Reviewed by Robert
Smith

Joseph Nevins, Suren Moodliar, and Eleni Macrakis, A People's Guide to Greater Boston (Oakland: University of California Press, 2020), 313 pp., $24.95

I first received this book as a gift; I was told it was a perfect book for me. Strangely, a few days later I was asked to write a review of it. The synchronicity told me I could not pass up such a request.

Within minutes of receiving the book I looked it over. Instantly I was reminded of the Works Progress Administration (WPA) Writers’ Project State Guide Series of the 1930s, which I have always loved. Then in reading a few random pages I was reminded of Howard Zinn's A People's History of the United States. I took a few more minutes and noticed maps and directions to visit sites of historic significance. When a few days later I agreed to review this work, I did the right thing and read the introduction. The introduction itself sets the mind of the reader to take a fresh, deep, and more critical look at the impact of the English settlements on the preexisting Indigenous population.

Institutional oppression of indentured servants, laborers, and slaves, was already ingrained in Pilgrim and Puritan culture. The area’s first Puritan Governor John Winthrop and others of the landed gentry class saw poverty – and the need for the destitute to submit to the powerful and wealthy – simply as God's plan. Soon after a few footholds were in place, the Indigenous people throughout New England, with their 10,000-year-old culture, came to be treated as non-equals who needed to be Christianized or forced out of the way by law or violence.

This is the true origin story of Massachusetts that I only learned after high school.

With this fresh understanding of Greater Boston's beginnings, I recognize in myself and in a vast majority of US citizens that from generation to generation the history we learned in schools set us up to be too complacent, accepting, and even submitting to unjust forces of wealth and political power who still believe that God’s plan or capitalism's demand gives them unquestionable authority.

Being reminded of how it really was and how it relates to what still is, should motivate any reader to awaken, engage, and challenge injustice in all its forms and to reject the claims of people who see themselves as superior.

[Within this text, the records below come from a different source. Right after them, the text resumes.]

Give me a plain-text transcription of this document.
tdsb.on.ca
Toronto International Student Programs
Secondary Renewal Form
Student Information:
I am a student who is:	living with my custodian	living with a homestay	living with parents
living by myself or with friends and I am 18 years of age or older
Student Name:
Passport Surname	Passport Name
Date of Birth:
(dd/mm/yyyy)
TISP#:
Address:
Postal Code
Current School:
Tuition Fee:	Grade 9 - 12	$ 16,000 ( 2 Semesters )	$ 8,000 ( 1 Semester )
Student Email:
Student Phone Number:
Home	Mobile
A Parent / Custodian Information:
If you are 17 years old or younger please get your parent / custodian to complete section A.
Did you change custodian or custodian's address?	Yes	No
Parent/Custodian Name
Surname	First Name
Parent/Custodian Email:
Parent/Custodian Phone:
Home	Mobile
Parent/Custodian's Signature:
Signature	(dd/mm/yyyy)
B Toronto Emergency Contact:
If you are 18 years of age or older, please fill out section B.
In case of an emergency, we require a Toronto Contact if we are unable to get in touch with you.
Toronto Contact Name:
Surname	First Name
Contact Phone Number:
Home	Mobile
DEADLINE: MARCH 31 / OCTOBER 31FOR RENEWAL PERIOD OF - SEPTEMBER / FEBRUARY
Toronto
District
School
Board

The book moves through time and place beginning at Boston and spreading throughout the area south to Plymouth, west to Concord and north to Lowell, Haverhill, and Newburyport. Photographs, lithographs, and maps enhance all stories. Nothing this book covers is left to obscurity.

We see a photo of the still standing home of William Lloyd Garrison in Newburyport and read about the devastating loss of his father when he was 8, while he worked as an apprentice shoemaker in Lynn; then as a teenager, composed enough to be apprenticed to the editor of the Newburyport Herald; and then, after the passing of his mother before he was 18, how self-reliant he must have become.

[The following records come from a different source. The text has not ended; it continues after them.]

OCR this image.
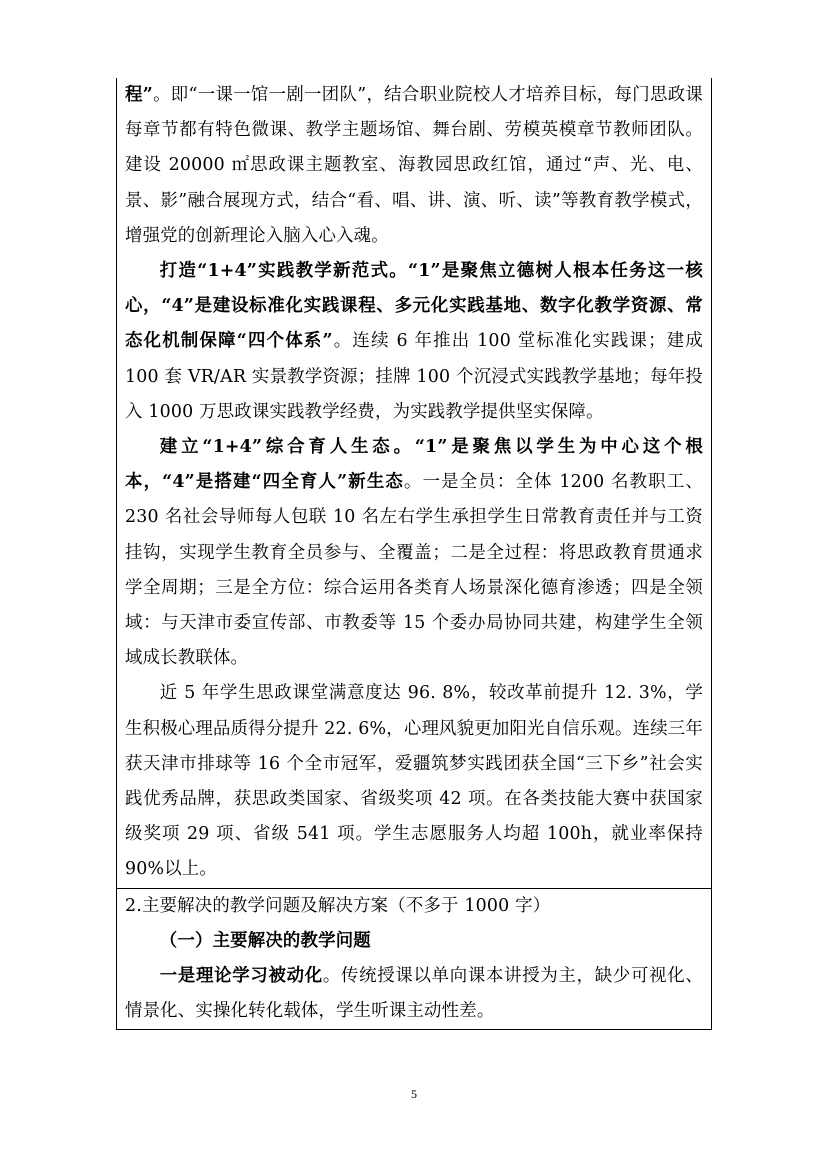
程”。即“一课一馆一剧一团队”，结合职业院校人才培养目标，每门思政课每章节都有特色微课、教学主题场馆、舞台剧、劳模英模章节教师团队。建设 20000 ㎡思政课主题教室、海教园思政红馆，通过“声、光、电、景、影”融合展现方式，结合“看、唱、讲、演、听、读”等教育教学模式，增强党的创新理论入脑入心入魂。

打造“1+4”实践教学新范式。“1”是聚焦立德树人根本任务这一核心，“4”是建设标准化实践课程、多元化实践基地、数字化教学资源、常态化机制保障“四个体系”。连续 6 年推出 100 堂标准化实践课；建成 100 套 VR/AR 实景教学资源；挂牌 100 个沉浸式实践教学基地；每年投入 1000 万思政课实践教学经费，为实践教学提供坚实保障。

建立“1+4”综合育人生态。“1”是聚焦以学生为中心这个根本，“4”是搭建“四全育人”新生态。一是全员：全体 1200 名教职工、230 名社会导师每人包联 10 名左右学生承担学生日常教育责任并与工资挂钩，实现学生教育全员参与、全覆盖；二是全过程：将思政教育贯通求学全周期；三是全方位：综合运用各类育人场景深化德育渗透；四是全领域：与天津市委宣传部、市教委等 15 个委办局协同共建，构建学生全领域成长教联体。

近 5 年学生思政课堂满意度达 96. 8%，较改革前提升 12. 3%，学生积极心理品质得分提升 22. 6%，心理风貌更加阳光自信乐观。连续三年获天津市排球等 16 个全市冠军，爱疆筑梦实践团获全国“三下乡”社会实践优秀品牌，获思政类国家、省级奖项 42 项。在各类技能大赛中获国家级奖项 29 项、省级 541 项。学生志愿服务人均超 100h，就业率保持 90%以上。

2.主要解决的教学问题及解决方案（不多于 1000 字）

（一）主要解决的教学问题

一是理论学习被动化。传统授课以单向课本讲授为主，缺少可视化、情景化、实操化转化载体，学生听课主动性差。

5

Stories like this remind me of what an 86-year-old cowboy told me about his father's life experience of those times; he said, "Boys was men in those days." 

Who knew that the giant mounds of salt used to de-ice every Massachusetts municipality and highway are stored in Chelsea and that the salt comes from Chile's Atacama Desert, Africa, and Asia? On page 190 you will discover that such consolidated storage of salt and many other substances creates health issues. All too often, dangers to local people are overlooked or put aside for profit's sake, confused by standards of cost-benefit analysis. Why is it only when the local people become aware of such dangers that questions like "Whose profit?" arise?

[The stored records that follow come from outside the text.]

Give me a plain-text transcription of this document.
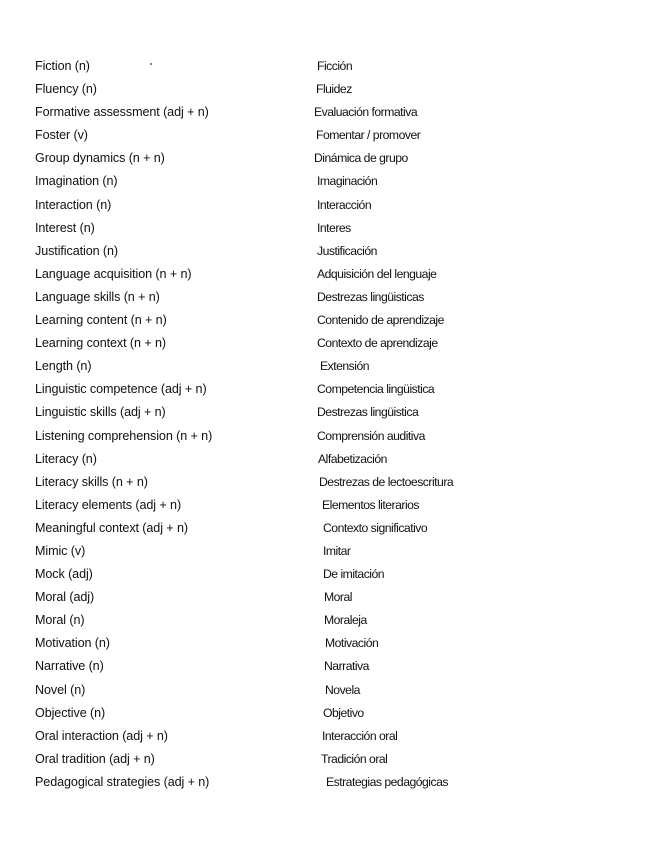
Fiction (n)	Ficción
Fluency (n)	Fluidez
Formative assessment (adj + n)	Evaluación formativa
Foster (v)	Fomentar / promover
Group dynamics (n + n)	Dinámica de grupo
Imagination (n)	Imaginación
Interaction (n)	Interacción
Interest (n)	Interes
Justification (n)	Justificación
Language acquisition (n + n)	Adquisición del lenguaje
Language skills (n + n)	Destrezas lingüisticas
Learning content (n + n)	Contenido de aprendizaje
Learning context (n + n)	Contexto de aprendizaje
Length (n)	Extensión
Linguistic competence (adj + n)	Competencia lingüistica
Linguistic skills (adj + n)	Destrezas lingüistica
Listening comprehension (n + n)	Comprensión auditiva
Literacy (n)	Alfabetización
Literacy skills (n + n)	Destrezas de lectoescritura
Literacy elements (adj + n)	Elementos literarios
Meaningful context (adj + n)	Contexto significativo
Mimic (v)	Imitar
Mock (adj)	De imitación
Moral (adj)	Moral
Moral (n)	Moraleja
Motivation (n)	Motivación
Narrative (n)	Narrativa
Novel (n)	Novela
Objective (n)	Objetivo
Oral interaction (adj + n)	Interacción oral
Oral tradition (adj + n)	Tradición oral
Pedagogical strategies (adj + n)	Estrategias pedagógicas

On pages 171-72, I learned from historian Ray Raphael that the American Revolution probably began in 1774 when citizens across Massachusetts forced British officials from their office and homes. Raphael contends that the battles at Lexington and Concord, and at Bunker Hill were British attempts "to regain control of a colony they had already lost."

In this book you can begin anywhere, letting your interests lead, finding stories of people who worked together or alone, creatively rising against inherent oppression. There are wins, losses, outright heartbreak, stories of racism, labor union struggle, and political repression (like the Sacco and Vanzetti case), all followed with directions of how to get to those places where history was written, as well as suggestions for further reading. 

This book makes history intimate, showing how we must be constantly vigilant against every attempt at depriving us of a quality of life worth working for. Reading this book should inspire and hopefully empower. It does more than scratch the surface. If this book causes you to think of a story and ask, "Why didn't they tell us that one?," maybe you should tell it. Maybe you should write it.

Robert Smith*
Arlington, Massachusetts
minimumwageart@gmail.com

* with a little help from my friend Neil Goltz.